On any given day in America, when you step out your front door, you will encounter someone of a different gender, different race, different religious belief, different sexual orientation, etc. The list goes on and on for miles. However, in recent events, the racial differences in this country have become more prominent, not only more prominent, but they are headline news almost every day.
In a matter of days, we have seen headline after headline of an innocent person being shot and killed by an angry, fearful killer. And rather than taking the time to pray for the situation or give blood or smile at your neighbor, we have taken to posting our every thought and emotion on Facebook, Twitter, Instagram, and Snapchat. Do you want to fix the racial divide in this country? Delete your social media.
No, that’s not a joke. If you want to fix the division of the races in this country, you start by deleting your social media and urging your friends to do the same. For most people, this is enough for you to decide you don’t want to fix the race divide. And I can hear it now, “But what if I only post positive things?” Hear me out. We so often complain about the fact that our media is biased. According to the Huffington Post, only six percent of Americans trust the media that gives us all of our daily news, like newspapers, magazines, radio, and television stations. So if only six percent of Americans trust what they read about in their papers and hear about on their TV’s why is it so enticing to give in to the banter on social media?
Clearly, people who write things on social media are not journalists with degrees from esteemed Universities. Most people writing their opinions on social media are not using proper grammar, so why do we so often give in to what we read about in the comments section? Because we are a nation obsessed with time and the shortest thing we have to read the better, the shortest video we have to watch, the better. So rather than watching the five-minute news story, we read what our friends thought about it on Facebook. Rather than getting all of the facts from the article written by a professional, we read what our friends replied on Twitter. 140 characters is not enough to wrap our minds around the anger, hatred, and fear that is plaguing our country right now.

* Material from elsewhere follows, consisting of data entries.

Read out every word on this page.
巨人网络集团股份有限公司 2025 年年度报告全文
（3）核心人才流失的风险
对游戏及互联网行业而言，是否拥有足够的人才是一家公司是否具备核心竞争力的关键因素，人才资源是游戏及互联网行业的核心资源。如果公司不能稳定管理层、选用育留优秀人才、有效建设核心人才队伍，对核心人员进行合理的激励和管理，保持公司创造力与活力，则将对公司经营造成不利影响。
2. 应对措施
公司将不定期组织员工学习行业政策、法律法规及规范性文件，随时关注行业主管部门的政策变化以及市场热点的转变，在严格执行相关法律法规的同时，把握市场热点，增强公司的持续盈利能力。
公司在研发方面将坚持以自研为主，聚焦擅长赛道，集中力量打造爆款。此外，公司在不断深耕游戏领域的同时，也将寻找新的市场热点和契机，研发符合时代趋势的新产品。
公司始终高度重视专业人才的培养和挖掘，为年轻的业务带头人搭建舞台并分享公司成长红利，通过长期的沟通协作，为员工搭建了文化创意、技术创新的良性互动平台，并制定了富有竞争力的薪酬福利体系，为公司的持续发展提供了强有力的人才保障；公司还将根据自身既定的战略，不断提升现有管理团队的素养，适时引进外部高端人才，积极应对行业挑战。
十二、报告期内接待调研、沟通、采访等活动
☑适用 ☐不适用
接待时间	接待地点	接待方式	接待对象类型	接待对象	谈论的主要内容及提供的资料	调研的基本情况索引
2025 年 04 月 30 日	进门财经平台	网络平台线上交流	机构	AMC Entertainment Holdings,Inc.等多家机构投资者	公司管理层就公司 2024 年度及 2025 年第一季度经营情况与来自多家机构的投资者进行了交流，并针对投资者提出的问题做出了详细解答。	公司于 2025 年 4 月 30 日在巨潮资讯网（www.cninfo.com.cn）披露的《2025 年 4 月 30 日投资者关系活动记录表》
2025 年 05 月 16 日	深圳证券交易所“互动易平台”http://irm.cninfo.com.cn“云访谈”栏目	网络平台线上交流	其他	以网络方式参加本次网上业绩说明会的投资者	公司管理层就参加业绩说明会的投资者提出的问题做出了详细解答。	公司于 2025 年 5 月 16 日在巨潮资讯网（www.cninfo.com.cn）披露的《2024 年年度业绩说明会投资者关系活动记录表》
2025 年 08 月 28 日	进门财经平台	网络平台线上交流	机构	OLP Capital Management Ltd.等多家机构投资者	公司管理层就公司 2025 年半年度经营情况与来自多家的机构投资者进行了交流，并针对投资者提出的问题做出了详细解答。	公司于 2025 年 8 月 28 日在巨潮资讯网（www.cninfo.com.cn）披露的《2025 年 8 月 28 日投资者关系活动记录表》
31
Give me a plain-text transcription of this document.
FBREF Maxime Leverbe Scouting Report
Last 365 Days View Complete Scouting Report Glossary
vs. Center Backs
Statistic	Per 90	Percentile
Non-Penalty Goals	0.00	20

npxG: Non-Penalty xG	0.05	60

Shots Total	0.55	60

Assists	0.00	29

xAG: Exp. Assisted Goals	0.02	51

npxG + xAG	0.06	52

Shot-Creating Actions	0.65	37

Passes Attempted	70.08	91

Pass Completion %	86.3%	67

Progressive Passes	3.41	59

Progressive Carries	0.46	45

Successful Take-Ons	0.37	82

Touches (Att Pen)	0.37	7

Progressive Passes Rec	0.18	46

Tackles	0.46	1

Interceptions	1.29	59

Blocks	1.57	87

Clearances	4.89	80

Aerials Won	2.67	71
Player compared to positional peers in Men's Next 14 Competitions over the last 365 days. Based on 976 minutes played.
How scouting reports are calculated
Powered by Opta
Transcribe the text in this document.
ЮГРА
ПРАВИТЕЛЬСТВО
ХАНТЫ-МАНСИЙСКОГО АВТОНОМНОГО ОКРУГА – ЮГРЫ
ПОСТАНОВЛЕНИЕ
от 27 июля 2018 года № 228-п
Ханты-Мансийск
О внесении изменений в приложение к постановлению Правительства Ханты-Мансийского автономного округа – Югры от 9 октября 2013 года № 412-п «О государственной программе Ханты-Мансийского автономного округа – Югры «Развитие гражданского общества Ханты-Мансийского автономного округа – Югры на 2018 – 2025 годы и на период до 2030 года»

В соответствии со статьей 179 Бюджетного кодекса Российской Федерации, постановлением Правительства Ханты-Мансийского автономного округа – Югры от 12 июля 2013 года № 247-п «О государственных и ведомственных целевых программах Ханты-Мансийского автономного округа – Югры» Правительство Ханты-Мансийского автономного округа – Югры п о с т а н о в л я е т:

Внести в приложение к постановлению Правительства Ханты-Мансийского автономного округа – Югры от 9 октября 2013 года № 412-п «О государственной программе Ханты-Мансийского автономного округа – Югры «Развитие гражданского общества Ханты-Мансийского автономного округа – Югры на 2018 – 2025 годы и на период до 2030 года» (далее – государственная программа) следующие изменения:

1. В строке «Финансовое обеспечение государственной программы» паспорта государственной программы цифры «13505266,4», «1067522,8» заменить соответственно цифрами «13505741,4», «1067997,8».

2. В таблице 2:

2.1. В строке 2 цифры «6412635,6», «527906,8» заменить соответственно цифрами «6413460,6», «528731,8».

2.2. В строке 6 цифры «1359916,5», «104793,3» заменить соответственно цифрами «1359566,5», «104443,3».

If you want to help, if you want to be different, you have to make a choice. You have to decide to be the person who goes to the source rather than to your friends or you have to delete your social media. We are so blinded to the truths of the situations because we would prefer to listen to our favorite celebrity share their opinion instead of getting the whole story.
So today, I plead with you, I beg you to turn off your phone. Give Instagram a rest and read a newspaper. Or watch both CNN and Fox News in order to hear both sides of the story and decide from there. I don’t want you to forfeit your right to your own opinion, I want your opinion to be intelligent and validated. Because your true feelings and opinions do matter, but you don’t need to sway all of your friends into thinking the same way you do.
Then after you have become more informed, tuck all of that knowledge away and go do something that is helpful. Give blood, the Red Cross is in desperate need of blood to give to the victims of so many of these horrible crimes. Serve food to the homeless, help a neighbor, be a friend. Do something loving. There is a quote that has been attributed to Martin Luther King Jr. that says, “Darkness cannot drive out darkness; only light can do that. Hate cannot drive out hate; only love can do that.” So spread the love and stop taking a side.